Why I Love "Rote" Catholic Prayers

My friend Denise Fath posted this quote from Emeritus Pope Benedict on Facebook this morning, and it captured my sentiments perfectly: 
"Prayer should be 'wholly personal' but we also constantly need to make use of those prayers that express in words the encounter with God experienced both by the Church as a whole and by individual members of the Church.
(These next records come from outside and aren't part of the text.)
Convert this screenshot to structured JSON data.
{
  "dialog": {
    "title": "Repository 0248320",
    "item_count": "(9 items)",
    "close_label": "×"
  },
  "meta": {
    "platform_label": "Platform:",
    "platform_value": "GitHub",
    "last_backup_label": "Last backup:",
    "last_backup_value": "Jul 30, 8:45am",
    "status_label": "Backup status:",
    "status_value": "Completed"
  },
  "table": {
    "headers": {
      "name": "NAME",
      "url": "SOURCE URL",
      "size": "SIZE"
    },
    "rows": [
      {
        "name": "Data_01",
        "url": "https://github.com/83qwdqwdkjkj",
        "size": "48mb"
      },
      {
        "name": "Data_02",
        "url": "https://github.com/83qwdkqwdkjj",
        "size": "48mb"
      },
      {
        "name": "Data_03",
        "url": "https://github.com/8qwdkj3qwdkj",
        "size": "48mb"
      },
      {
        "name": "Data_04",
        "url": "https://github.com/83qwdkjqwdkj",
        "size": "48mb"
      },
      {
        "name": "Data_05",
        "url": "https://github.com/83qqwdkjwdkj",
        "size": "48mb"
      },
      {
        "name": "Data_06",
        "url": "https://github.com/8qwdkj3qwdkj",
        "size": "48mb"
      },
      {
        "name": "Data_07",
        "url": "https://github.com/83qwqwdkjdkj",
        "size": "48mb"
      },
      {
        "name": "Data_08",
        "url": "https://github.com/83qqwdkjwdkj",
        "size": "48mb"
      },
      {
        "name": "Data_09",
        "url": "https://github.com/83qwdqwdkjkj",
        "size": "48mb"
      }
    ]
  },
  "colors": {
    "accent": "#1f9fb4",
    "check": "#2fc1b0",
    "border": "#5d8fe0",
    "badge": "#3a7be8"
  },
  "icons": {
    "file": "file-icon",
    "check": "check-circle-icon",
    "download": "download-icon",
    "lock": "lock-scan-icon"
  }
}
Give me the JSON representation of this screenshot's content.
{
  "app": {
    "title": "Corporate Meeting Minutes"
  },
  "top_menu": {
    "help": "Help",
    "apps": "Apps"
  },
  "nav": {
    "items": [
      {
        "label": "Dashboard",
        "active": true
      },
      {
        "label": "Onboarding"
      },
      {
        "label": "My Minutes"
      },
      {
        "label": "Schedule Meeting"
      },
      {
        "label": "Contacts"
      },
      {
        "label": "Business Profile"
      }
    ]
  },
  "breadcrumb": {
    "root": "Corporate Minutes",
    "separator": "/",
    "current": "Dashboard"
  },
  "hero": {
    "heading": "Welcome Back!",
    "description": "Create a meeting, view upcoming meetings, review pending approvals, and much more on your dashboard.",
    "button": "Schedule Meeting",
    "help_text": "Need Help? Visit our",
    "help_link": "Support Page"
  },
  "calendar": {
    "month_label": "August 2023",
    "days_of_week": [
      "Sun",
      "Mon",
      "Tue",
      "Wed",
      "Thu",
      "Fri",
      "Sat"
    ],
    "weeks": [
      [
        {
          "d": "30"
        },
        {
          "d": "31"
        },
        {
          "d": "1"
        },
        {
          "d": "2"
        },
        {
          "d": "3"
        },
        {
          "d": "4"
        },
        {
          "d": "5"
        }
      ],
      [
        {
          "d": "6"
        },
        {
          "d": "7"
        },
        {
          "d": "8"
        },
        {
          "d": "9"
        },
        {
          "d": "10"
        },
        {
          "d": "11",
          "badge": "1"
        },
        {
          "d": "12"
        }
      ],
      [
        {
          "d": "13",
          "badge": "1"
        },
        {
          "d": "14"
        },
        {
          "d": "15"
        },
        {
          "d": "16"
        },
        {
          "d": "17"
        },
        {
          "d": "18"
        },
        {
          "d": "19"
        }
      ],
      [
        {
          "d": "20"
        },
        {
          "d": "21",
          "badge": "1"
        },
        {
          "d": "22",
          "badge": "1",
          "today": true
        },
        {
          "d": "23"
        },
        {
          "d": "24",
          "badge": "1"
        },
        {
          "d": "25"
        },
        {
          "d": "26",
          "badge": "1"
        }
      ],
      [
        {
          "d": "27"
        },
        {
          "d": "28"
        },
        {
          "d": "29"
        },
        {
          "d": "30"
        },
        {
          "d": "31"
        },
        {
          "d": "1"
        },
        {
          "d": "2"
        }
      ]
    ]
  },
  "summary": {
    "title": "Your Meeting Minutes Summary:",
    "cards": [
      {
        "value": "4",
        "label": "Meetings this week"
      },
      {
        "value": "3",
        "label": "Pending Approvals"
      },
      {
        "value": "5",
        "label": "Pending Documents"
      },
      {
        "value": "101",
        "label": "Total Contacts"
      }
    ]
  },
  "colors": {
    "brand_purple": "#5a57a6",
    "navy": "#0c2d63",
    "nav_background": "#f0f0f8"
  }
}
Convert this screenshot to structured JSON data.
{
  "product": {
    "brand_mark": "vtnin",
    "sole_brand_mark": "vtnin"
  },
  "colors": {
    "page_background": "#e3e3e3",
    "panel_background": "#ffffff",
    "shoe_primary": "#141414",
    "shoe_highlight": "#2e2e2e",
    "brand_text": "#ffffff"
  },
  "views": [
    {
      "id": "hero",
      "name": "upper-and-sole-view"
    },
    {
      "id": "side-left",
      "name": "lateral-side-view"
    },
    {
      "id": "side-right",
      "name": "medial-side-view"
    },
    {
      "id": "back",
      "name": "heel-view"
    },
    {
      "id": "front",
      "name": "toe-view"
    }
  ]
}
For without these aids to prayer, our own praying and our image of God becomes subjective and end up reflecting ourselves more than the living God."
Amen.  The prayers of the Church and of her saints, rather than stifle my ability to express myself to God, enlarged it.  I slowly came to see how the spontaneous - what seemed to me, the more “authentic” - prayers I offered at the beginning of my faith journey were those of a child.  They were heartfelt and sincere but, in retrospect, they seemed focused upon my life and the small circle of lives touching mine.  They were limited by my lack of knowledge regarding both the deepest needs and movements of the human heart and how prayer could be more than thought and words.   

The prayers of the Church are those of an adult with two thousand years of spiritual depth and know-how.  When I listened to her pray, especially at Mass, I was called out of myself, called to pray for and with the whole Body of Christ – on earth, in purgatory, and in heaven!  I was called to pray, fast, and do penance both for my sins and my brothers’ and sisters’.  Left to myself I don’t know how I ever could have arrived at the realization that all of our daily activities, even suffering, can be transformed into prayer! (My spontaneous prayers now take all of this into account.)

And studying the gospels and the religious life of Jewish people in first century Palestine convinces me that the Church did not arrive at the content or manner of her prayer lightly.  I found the same concerns and practices in the prayer of Jesus himself! The Church’s rich spiritual life is the work of the same Holy Spirit through whom Jesus poured himself out in prayer to the Father.